Code used for my tests:

package com.dpd.dremio.test;

import java.util.HashSet;
import java.util.Random;
import java.util.Set;

public class HashCollision {

  public static void main(String[] args) {
    Set hashes = new HashSet();
    Random random = new Random();
    long sum = 0;
    int count = 100;
    int effCount = 0;
    int data = 100000;
    for (int j = 0; j < count; ++j) {
      for (int i = 0; i < data; ++i) {
//        long hashCodeUnsignedInt = random.nextLong();  // 64 bits
//        long hashCodeUnsignedInt = Math.abs(random.nextLong()); // 63 bits
//        int hashCodeUnsignedInt = random.nextInt();  // 32 bits
        int hashCodeUnsignedInt = Math.abs(random.nextInt());  // 31 bits, "Dremio code"
        if (!hashes.add(hashCodeUnsignedInt)) {
          System.out.printf("%03d - collision at index %d%n", j, i);
          sum += i;
          effCount++;
          break;
        }
      }
    }

    if (effCount > 0) {
      System.out.printf("collision average %.3f (%d data - %d tries)%n", (double) sum / effCount, data, effCount);
    } else {
      System.out.printf("no collision detected after %d tries for %d keys%n", effCount, data);
    }
  }

}

And his output (test with int and abs, so 31 bits):

000 - collision at index 54759
001 - collision at index 28397
002 - collision at index 5088
... 
096 - collision at index 309
097 - collision at index 1981
098 - collision at index 2357
099 - collision at index 4917
collision average 6722.700 (100000 data - 100 tries)

best regards
fred

1 Like

@fred This does look like an issue already seen but I also see that it is not seen in 23.x, what version are you on?
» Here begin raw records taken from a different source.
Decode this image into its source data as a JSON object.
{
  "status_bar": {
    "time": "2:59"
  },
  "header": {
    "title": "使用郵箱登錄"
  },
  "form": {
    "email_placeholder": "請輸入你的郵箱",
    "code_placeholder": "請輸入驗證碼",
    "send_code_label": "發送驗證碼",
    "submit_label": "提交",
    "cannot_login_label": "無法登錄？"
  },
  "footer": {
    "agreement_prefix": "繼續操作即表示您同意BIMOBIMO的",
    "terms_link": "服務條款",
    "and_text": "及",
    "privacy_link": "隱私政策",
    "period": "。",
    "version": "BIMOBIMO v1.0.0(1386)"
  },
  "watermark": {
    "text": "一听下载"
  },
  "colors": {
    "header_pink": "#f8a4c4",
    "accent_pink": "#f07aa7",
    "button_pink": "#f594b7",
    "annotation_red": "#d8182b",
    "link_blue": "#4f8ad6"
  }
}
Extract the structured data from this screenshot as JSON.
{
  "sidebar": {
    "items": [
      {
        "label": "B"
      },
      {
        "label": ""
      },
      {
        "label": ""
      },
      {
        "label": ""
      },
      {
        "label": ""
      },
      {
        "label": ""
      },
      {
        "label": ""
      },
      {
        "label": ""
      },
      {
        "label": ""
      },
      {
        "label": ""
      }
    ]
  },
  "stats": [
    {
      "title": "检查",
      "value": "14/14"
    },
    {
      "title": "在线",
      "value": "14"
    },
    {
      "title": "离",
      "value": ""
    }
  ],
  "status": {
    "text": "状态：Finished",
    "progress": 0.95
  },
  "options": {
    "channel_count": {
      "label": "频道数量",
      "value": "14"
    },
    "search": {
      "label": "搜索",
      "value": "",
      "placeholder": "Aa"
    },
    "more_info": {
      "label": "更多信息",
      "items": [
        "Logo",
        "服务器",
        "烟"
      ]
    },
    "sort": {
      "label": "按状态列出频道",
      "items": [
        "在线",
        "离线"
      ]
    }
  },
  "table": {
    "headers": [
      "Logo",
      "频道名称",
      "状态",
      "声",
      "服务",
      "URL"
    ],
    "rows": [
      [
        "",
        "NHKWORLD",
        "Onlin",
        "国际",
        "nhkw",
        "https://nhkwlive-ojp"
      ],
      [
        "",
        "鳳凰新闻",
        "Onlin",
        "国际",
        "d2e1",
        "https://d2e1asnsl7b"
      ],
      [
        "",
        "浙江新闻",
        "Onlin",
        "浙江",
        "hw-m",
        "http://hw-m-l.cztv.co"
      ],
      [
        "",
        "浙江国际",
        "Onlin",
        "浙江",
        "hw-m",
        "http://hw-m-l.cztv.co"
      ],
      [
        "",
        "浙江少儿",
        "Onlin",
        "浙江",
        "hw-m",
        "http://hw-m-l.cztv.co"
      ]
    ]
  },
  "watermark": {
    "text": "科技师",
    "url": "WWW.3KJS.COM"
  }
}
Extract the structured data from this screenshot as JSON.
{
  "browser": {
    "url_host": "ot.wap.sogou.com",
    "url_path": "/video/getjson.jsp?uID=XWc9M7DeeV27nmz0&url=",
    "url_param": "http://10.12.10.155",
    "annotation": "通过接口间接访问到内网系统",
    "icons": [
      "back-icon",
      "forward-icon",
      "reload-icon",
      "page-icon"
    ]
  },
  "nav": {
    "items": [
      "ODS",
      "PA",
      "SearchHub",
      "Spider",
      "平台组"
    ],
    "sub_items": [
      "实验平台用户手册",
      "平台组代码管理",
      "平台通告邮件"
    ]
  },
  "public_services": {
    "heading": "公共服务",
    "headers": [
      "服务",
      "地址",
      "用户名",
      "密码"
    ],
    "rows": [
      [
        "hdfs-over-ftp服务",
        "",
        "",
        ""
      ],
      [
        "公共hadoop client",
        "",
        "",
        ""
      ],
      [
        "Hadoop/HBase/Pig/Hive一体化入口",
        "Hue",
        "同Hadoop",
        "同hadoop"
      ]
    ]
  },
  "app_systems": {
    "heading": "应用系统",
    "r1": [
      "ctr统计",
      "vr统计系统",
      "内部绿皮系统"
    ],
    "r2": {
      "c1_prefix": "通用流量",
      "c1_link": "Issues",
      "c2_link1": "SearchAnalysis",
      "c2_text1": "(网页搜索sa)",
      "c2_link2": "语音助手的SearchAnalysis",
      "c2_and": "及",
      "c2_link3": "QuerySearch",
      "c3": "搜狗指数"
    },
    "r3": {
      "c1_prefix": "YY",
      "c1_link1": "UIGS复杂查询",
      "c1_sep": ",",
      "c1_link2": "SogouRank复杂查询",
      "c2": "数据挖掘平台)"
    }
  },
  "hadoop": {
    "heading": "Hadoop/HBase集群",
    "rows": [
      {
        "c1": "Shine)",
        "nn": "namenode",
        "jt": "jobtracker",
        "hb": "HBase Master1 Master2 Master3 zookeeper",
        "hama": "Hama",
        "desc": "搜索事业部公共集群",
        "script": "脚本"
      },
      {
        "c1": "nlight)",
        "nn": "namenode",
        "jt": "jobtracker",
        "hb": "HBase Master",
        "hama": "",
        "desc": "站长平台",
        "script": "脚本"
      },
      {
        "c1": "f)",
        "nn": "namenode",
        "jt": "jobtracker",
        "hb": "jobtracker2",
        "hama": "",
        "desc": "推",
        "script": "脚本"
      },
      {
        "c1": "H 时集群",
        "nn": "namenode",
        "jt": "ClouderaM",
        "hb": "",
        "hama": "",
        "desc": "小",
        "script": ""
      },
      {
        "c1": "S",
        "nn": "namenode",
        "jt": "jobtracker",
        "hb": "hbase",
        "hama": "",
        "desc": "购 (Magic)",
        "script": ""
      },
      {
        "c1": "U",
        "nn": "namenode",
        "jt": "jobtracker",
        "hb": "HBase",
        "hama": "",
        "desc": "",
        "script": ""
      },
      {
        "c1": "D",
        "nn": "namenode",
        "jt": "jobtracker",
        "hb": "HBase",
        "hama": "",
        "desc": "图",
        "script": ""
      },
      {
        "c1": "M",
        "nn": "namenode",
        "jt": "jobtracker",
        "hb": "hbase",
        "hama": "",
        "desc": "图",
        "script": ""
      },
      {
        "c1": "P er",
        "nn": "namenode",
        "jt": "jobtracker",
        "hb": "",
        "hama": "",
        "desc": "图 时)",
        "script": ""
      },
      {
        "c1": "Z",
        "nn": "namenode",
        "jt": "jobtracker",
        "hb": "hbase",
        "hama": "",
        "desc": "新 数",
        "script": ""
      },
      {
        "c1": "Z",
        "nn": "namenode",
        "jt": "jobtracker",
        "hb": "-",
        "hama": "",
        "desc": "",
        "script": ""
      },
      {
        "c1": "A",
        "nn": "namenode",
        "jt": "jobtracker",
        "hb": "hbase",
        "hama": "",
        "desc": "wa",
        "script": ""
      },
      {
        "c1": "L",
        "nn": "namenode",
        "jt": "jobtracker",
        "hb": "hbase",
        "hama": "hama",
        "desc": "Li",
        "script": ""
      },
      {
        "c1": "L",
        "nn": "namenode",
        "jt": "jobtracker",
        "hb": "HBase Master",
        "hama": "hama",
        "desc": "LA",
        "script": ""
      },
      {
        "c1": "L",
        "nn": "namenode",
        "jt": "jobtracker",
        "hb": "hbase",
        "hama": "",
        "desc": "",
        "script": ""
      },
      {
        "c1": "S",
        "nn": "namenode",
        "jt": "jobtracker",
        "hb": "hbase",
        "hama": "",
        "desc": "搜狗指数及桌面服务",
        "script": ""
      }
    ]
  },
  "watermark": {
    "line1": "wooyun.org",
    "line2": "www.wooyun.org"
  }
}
@balaji.ramaswamy Issue thrown here was for a Dremio OSS 22.1.1.

I checked the latest v24.0.0, and the code for the cache manager is still the same (CacheTranslationKey & CacheMemoryLockController).
So if there are too many keys to process this exception will throw again.

1 Like

Same issue and observation here and we are using Dremio software V22.1.8 on AWS EKS.

@taylorliqixin It’s fix in v24.1, they now use a long (absolute value, so 63 bits).
There’s still code using the 31 bits, but not in the dangerous path.